Figure 3 shows the 30-plus-day past-due rate for December 2020 for 10 large metropolitan areas. Miami had the highest rate at 9.5% and San Francisco had the lowest rate at 3.5%. Miami’s rate increased 4.6 percentage points from a year earlier. Outside of the largest 10, all but three metros recorded an increase in the overall delinquency rate. Odessa, Texas, experienced the largest annual increase with 9.8 percentage points – the unemployment rate in Odessa increased by 8.6 percentage points in December from a year ealier. Lake Charles, Lousisiana — which was affected by Hurricane Laura in August and Hurricane Delta in October — had a 7.6 percentage point increase in the past due rate.

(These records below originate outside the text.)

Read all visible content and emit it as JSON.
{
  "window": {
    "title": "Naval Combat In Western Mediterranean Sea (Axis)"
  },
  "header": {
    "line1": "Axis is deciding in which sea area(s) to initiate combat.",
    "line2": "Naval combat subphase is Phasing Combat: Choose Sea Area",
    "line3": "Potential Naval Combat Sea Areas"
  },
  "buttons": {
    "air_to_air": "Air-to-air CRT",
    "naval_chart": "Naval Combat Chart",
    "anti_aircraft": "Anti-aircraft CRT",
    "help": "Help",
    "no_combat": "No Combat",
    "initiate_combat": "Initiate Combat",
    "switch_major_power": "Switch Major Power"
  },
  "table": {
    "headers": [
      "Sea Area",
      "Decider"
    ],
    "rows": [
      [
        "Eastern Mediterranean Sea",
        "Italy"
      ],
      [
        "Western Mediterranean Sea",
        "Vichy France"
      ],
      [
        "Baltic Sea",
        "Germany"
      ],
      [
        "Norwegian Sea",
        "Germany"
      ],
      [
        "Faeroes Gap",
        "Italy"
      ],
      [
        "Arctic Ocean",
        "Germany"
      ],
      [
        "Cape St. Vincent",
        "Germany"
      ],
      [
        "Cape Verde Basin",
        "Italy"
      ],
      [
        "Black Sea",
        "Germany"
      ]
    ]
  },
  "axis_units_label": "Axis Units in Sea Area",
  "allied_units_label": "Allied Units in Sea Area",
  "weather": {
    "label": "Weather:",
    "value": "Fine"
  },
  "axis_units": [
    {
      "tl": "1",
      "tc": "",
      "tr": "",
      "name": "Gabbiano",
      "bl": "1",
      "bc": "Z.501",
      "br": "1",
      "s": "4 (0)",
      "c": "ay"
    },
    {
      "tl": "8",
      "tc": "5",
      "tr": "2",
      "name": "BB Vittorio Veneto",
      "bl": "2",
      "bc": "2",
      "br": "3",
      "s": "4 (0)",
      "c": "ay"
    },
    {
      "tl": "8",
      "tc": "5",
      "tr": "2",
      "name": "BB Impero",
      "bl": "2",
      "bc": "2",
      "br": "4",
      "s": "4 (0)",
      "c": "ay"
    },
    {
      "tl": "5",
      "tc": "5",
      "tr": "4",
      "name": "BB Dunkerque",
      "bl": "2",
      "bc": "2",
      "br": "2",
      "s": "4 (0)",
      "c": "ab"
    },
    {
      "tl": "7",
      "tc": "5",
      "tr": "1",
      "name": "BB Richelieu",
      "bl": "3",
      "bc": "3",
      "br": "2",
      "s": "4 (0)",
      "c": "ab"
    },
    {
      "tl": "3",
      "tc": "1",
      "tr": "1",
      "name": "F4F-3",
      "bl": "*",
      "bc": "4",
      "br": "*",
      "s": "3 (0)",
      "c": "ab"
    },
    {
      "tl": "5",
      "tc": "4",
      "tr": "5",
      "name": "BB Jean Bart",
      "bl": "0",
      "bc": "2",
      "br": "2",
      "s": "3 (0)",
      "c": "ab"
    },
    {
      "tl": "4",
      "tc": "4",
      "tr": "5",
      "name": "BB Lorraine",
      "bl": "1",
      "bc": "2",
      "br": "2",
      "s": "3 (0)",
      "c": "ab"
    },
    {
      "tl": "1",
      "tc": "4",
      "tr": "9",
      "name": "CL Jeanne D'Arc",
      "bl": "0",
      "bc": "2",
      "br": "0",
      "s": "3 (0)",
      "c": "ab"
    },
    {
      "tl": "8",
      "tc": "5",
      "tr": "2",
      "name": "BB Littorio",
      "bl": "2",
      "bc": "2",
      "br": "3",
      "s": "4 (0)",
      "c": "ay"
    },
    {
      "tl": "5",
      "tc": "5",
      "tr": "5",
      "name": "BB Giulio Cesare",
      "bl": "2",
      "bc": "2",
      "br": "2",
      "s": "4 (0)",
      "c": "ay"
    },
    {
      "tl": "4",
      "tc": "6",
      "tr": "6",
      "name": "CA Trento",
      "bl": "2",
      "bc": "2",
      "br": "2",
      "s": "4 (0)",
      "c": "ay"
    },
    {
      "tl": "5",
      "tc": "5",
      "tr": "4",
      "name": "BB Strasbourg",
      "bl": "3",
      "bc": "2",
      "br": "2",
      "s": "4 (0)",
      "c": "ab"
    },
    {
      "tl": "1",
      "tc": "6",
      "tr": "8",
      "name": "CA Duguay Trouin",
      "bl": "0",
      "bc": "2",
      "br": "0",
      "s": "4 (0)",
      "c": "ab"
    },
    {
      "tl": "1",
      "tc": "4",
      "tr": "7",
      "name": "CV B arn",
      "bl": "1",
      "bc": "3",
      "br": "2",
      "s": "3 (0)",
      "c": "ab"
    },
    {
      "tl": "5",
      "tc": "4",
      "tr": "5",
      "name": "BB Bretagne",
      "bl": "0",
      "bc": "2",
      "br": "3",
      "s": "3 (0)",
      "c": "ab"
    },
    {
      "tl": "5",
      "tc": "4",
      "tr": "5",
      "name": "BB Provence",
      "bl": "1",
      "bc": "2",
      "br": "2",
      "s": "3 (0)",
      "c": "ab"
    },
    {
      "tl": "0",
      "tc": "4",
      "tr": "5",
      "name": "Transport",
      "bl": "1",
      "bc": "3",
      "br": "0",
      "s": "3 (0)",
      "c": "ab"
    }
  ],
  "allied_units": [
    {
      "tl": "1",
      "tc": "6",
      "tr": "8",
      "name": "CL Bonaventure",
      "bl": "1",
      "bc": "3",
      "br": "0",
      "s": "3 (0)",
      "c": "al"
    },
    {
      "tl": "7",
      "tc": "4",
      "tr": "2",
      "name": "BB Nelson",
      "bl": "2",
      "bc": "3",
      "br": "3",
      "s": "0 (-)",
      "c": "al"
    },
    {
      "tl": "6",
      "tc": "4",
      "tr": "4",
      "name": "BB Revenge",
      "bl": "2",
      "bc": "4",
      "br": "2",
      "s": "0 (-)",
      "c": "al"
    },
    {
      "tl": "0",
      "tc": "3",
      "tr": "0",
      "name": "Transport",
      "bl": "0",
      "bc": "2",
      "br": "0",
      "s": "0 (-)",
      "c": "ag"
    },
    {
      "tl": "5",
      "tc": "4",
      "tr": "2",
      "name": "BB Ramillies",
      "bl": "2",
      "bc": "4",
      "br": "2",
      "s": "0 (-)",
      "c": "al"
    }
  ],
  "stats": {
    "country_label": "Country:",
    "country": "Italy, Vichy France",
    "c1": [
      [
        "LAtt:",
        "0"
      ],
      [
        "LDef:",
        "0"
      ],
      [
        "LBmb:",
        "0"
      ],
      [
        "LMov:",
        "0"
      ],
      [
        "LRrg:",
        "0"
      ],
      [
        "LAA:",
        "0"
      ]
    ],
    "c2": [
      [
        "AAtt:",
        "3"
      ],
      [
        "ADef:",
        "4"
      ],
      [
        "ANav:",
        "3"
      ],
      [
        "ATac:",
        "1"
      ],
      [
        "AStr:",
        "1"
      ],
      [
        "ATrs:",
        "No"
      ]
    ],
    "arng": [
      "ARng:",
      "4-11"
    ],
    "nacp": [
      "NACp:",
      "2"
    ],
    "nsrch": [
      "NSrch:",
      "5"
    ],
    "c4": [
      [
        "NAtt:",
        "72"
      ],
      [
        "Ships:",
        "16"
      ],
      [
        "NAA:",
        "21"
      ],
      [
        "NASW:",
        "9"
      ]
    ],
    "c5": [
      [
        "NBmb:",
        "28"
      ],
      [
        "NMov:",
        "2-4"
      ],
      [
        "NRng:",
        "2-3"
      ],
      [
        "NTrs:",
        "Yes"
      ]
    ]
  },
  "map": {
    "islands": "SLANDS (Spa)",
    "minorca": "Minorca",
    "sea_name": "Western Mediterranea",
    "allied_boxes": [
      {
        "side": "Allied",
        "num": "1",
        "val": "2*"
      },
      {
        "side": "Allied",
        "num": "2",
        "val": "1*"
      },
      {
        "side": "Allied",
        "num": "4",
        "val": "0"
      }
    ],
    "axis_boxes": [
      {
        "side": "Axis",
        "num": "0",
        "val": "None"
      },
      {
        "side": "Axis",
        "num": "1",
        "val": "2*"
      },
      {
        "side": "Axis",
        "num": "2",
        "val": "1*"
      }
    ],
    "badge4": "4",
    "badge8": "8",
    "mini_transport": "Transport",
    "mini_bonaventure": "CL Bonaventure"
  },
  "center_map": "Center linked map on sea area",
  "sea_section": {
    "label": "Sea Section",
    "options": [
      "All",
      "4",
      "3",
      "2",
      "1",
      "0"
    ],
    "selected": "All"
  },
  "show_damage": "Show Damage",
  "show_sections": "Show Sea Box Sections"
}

Mortgage delinquencies started 2020 at historical lows but were adversely affected by large job losses resulting from the pandemic, causing early-stage delinquencies to hit historical highs in the spring. The ongoing forbearance provisions have kept foreclosure rates low, and early-stage delinquencies decreased back to pre-pandemic levels by early fall, showing that fewer homeowners were falling behind on payments. For ongoing housing trends and data, visit the CoreLogic Insights Blog: www.corelogic.com/insights.
© 2021 CoreLogic, Inc. All rights reserved.
 Data in this report is provided by TrueStandings Servicing. https://www.corelogic.com/products/truestandings-servicing.aspx. The CARES Act provided forbearance for borrowers with federally backed mortgage loans who were economically impacted by the pandemic. Borrowers in a forbearance program who have missed a mortgage payment are included in the CoreLogic delinquency statistics, even if the loan servicer has not reported the loan as delinquent to credit repositories.
 Metropolitan areas used in this report are the ten most populous Metropolitan Statistical Areas. The report uses Metropolitan Divisions where available.